Thousands of people are believed to have killed in the siege of the metropolis of over 400,000 people, according to Ukraine. "A new evacuation of citizens is required in Mariupol due to the growing threat of an outbreak," Petro Andryushchenko posted on Telegram. "Mariupol's transformation into a ghetto will have disastrous implications. Every downpour brings the prospect of an outbreak closer to reality." Three months after Russia's Feb. 24 invasion to "denazify" Ukraine, air raid sirens blared across the country on Monday morning, sounding the daily alarm ahead of expected Russian attacks in the east and south of the country.
'WIPING OFF THE FACE OF THE EARTH'
Since its forces were driven out of the area around the capital Kyiv and the north of the country at the end of March, Russia has focused its "special military operation" on the east. Since last month, Moscow has stated that its primary goal is to take control of the entire Donetsk and Luhansk regions, collectively known as the Donbas, which Russia claims on behalf of separatists. Despite sending troops into such areas and waging enormous artillery bombardments, it has only made minor territorial gains, while losing land to a Ukrainian counter-offensive further north around Kharkiv. However, Russia's complete takeover of Mariupol last week was its largest win in months. Its forces now control a vast expanse of eastern and southern Ukraine, allowing more men to join the main Donbas battle.
It has launched a series of assaults in recent days in an attempt to retake Sievierodonetsk, the easternmost city in a Ukrainian-held pocket of the Donbas and one of the remaining portions of Luhansk province still beyond Russian control. Russia is "wiping Sievierodonetsk off the face of the planet," according to Serhiy Gaidai, the governor of Luhansk. Moscow attempted to invade the province from three directions, attempting to overrun Sievierodonetsk, cut off a highway to the south, and cross the river farther west at Bilohorivka.
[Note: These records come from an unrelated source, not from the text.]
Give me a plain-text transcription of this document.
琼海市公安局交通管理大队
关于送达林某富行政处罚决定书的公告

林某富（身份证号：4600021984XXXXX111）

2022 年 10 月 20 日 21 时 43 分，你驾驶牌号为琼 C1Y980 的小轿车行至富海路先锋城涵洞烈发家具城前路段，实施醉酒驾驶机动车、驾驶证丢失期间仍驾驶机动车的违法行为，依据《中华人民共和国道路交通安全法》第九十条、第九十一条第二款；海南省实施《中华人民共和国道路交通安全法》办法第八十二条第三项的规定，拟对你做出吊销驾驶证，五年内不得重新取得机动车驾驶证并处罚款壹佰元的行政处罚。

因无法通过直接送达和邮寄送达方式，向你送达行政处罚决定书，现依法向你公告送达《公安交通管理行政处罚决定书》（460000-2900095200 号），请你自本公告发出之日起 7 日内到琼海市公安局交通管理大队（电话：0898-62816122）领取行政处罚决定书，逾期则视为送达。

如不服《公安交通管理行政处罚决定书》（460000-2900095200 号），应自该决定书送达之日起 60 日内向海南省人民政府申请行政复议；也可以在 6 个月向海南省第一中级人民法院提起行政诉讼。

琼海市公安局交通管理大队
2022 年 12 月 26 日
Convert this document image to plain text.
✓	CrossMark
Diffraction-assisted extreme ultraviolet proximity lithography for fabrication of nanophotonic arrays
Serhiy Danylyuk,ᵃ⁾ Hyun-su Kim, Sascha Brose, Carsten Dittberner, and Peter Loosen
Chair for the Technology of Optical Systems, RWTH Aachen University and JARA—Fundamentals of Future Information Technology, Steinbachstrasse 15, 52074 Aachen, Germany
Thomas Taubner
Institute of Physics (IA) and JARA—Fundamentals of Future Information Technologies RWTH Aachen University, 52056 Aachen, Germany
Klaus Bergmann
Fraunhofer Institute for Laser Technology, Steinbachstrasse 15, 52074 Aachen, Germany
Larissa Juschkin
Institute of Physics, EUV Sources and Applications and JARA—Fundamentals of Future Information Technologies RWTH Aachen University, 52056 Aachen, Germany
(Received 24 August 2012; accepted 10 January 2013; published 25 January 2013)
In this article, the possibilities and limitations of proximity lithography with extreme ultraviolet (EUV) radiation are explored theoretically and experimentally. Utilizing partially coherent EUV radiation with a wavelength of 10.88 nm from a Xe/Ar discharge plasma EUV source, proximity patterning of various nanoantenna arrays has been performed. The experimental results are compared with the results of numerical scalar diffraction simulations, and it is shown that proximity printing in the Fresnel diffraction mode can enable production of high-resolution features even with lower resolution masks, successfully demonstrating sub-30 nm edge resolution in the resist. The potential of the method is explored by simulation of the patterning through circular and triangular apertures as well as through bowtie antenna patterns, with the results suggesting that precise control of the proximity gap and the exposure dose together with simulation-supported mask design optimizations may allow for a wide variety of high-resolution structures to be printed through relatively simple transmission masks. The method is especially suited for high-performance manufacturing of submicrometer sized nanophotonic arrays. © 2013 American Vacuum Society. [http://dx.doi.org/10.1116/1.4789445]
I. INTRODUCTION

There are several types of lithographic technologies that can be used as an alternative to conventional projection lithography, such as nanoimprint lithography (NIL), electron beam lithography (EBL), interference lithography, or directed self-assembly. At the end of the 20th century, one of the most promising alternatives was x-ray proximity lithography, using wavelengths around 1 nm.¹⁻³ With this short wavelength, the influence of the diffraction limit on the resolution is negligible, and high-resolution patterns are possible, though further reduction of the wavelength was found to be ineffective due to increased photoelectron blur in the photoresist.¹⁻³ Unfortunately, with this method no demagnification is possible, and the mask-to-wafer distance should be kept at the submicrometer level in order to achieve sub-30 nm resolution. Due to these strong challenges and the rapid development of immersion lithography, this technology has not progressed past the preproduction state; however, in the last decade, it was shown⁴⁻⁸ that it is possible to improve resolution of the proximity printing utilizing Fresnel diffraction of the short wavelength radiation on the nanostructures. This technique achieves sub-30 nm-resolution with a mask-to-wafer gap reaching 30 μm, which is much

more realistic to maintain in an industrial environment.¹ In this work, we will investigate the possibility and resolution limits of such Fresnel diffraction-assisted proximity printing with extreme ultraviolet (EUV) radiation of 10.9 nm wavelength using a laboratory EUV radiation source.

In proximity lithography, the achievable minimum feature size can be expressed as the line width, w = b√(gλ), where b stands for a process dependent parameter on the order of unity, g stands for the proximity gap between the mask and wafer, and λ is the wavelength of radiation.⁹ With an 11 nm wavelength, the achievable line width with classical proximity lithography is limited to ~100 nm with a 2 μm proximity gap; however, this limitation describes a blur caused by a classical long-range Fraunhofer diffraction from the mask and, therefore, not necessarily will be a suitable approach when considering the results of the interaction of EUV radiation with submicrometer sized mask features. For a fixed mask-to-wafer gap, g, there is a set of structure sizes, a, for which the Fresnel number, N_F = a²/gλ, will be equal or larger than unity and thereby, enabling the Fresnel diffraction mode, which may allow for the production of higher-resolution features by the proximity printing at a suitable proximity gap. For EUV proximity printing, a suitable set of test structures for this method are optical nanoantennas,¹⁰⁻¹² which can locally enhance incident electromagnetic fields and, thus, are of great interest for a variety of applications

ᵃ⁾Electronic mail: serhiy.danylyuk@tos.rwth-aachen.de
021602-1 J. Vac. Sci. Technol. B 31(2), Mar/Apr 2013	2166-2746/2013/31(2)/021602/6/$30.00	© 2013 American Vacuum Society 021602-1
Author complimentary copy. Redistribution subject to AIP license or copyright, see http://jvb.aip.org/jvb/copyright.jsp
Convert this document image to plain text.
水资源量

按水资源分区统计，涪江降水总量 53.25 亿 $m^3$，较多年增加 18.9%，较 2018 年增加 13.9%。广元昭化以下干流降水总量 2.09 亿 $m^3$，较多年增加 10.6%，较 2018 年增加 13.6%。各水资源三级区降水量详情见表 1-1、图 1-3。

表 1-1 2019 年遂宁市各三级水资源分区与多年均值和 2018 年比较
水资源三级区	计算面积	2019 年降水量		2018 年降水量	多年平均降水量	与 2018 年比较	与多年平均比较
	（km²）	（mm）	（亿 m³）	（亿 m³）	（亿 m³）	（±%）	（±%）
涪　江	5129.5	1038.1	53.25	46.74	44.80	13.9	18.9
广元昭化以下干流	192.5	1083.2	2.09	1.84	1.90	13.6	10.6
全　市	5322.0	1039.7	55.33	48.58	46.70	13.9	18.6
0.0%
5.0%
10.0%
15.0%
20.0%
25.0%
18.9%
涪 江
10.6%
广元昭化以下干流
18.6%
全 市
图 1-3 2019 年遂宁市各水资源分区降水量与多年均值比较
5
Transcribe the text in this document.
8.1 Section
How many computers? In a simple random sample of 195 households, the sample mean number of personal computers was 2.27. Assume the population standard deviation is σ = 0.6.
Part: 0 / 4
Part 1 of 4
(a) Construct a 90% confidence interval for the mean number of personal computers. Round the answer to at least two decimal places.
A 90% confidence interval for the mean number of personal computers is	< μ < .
Despite the new push, some Western military experts believe Russia will soon run out of fighting capability in eastern Ukraine and will have to shift its focus in the coming weeks to protecting land it has already taken.
Western armaments have been streaming into Ukraine, bolstering Kyiv's ability to counterattack in the future. "As their eastern advance loses momentum, the Russians will unavoidably have to turn to a defensive posture in Ukraine. And in doing this, the Russian Army will encounter a new spectrum of challenging difficulties ahead," noted Mick Ryan, a retired Australian major general and defence commentator. "The Ukrainian Army will be allowed to select where and when it engages the Russians." Britain's ministry of defence said Russia had probably incurred losses in three months in Ukraine on par with its losses in nine years in Afghanistan in the 1980s. "This high death rate, which continues to climb in the Donbas offensive, is the result of a combination of inadequate low-level tactics, minimal air cover, a lack of flexibility, and a command strategy that is prepared to reinforce failure and repeat mistakes," it stated.